接近精疲力竭的香坂春风勉强撑着书桌身体前倾,分腿跨立一点点起身,双腿像糠筛一般抖个不停,随着一阵‘咕啾咕啾’的黏腻水声和‘噗噜噗噜’的空气声,浸泡了一白天的阳具被缓缓拔出,香坂春风张大红唇,却发不出一丝声音,口水顺着嘴角滑下,天蓝色的瞳孔不住翻白。

        “加油啊,女王大人,说不定有什么人落下东西会回来拿呢,难道说你想让同班同学看到你现在这副淫乱模样吗?”
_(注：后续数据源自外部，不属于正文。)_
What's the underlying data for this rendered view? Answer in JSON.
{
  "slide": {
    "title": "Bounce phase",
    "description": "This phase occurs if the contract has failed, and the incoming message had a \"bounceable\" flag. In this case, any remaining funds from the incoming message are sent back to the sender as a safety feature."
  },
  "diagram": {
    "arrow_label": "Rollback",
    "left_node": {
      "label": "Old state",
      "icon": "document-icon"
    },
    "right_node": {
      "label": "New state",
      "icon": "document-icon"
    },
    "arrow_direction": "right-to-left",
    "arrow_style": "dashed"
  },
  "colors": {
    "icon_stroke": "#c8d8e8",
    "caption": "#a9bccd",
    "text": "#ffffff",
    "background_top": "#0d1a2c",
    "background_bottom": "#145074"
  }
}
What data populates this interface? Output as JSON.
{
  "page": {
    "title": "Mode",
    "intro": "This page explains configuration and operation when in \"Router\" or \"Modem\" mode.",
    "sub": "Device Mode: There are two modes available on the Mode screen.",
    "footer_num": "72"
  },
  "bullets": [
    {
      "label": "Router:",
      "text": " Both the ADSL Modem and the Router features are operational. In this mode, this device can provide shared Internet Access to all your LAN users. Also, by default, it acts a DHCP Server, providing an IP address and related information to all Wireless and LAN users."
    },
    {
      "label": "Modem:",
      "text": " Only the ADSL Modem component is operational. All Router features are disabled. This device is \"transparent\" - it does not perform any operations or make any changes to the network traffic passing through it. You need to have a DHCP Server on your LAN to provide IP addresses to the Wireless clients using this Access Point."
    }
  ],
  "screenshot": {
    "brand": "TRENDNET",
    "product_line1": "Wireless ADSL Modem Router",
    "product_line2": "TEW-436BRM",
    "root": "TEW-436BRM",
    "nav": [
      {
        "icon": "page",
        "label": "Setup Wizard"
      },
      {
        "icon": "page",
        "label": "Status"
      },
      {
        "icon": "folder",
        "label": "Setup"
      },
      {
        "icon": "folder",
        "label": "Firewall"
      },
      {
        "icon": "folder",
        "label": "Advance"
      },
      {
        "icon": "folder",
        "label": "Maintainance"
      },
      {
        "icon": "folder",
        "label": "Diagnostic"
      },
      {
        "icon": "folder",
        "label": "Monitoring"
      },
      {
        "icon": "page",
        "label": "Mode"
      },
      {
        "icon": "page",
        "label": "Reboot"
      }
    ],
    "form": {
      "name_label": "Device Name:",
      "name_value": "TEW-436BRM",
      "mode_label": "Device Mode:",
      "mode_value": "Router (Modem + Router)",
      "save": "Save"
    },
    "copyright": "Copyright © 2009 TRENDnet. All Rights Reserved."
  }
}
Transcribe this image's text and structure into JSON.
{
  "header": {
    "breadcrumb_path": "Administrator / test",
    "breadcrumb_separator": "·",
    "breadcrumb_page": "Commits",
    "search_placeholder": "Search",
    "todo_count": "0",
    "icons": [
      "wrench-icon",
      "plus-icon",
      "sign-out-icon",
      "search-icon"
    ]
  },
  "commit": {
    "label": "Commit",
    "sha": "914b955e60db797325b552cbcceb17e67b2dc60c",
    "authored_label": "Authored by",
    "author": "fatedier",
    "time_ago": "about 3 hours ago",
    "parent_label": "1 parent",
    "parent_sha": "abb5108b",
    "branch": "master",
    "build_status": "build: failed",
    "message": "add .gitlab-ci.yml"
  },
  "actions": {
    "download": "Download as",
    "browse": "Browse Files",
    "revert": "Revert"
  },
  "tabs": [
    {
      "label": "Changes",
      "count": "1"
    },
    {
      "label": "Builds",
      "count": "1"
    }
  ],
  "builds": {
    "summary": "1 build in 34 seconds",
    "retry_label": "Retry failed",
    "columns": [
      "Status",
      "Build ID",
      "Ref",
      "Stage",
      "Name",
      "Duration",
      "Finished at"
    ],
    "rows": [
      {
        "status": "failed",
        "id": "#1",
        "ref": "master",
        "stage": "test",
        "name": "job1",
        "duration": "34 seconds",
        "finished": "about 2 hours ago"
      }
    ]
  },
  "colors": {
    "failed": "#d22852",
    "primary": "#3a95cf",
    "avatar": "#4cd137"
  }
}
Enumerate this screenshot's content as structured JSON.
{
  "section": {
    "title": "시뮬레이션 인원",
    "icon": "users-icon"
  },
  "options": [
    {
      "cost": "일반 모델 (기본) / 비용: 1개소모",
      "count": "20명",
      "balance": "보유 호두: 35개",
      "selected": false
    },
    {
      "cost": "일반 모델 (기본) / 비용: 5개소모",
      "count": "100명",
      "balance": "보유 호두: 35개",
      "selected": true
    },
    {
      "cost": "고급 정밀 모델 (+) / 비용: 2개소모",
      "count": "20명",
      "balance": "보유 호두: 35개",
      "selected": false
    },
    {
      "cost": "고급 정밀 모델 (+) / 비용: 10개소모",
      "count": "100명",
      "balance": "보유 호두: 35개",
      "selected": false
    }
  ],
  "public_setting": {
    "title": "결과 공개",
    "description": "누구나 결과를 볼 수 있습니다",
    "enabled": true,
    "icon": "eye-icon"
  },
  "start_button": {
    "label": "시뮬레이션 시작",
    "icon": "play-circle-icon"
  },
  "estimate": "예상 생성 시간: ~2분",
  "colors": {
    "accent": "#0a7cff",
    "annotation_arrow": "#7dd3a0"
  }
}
        “呀啊!……噢噢噢……出来了啊啊啊?……”

        听到藤堂佑介充满乐子人语气的提醒,少女不免幻想了一瞬被发现室外露出的结局,极致的背德感让从大脑皮层扩散至全身,令这具香软胴体直哆嗦,只想快点让这场噩梦结束的香坂春风一鼓作气,伴着如雌畜般高亢尖鸣,原本端坐在桌上的香坂春风终于将屁穴里的异物全部抽离。

        一双丝袜美腿伸直之后激烈地打着摆子,矗立在椅子上的赫然是一根只是看了都会心生畏惧的大花马款式的粗壮马屌阳具,足足有三十厘米长七厘米宽的巨型按摩棒,黑红色的棒身柱体上一圈圈密集螺纹、一粒粒硕大凸起裹满了粘稠晶莹的淫靡肠液,马屌最前端那个花冠形状的龟头在拔出来时,像是真空吮吸一样有一种要把肛肉都抽拉出来的感觉,就是这样一根骇人阳具由始至终深埋于香坂春风的屁穴里,甚至在离开肛穴之后还缓缓飘散着源自少女体温的湿热雾气。

        “啊呃?!呼啊……脚……已经……没力气了……高潮停不下来啊?……!”在这份仿佛内脏都被连根拔出体外的海量排泄快感中,香坂春风理所应当的攀上了最为巅峰的屁穴高潮,娇俏冷艳的容颜完全崩溃成了空洞无神的骚浪阿黑颜,后庭里的骤然空虚让还没适应的肛周肉褶不停地张合翁动,菊蕊无论再怎么奋力收缩都无法闭合,只留下一个台球直径大小的夸张黑洞迟迟不能合拢。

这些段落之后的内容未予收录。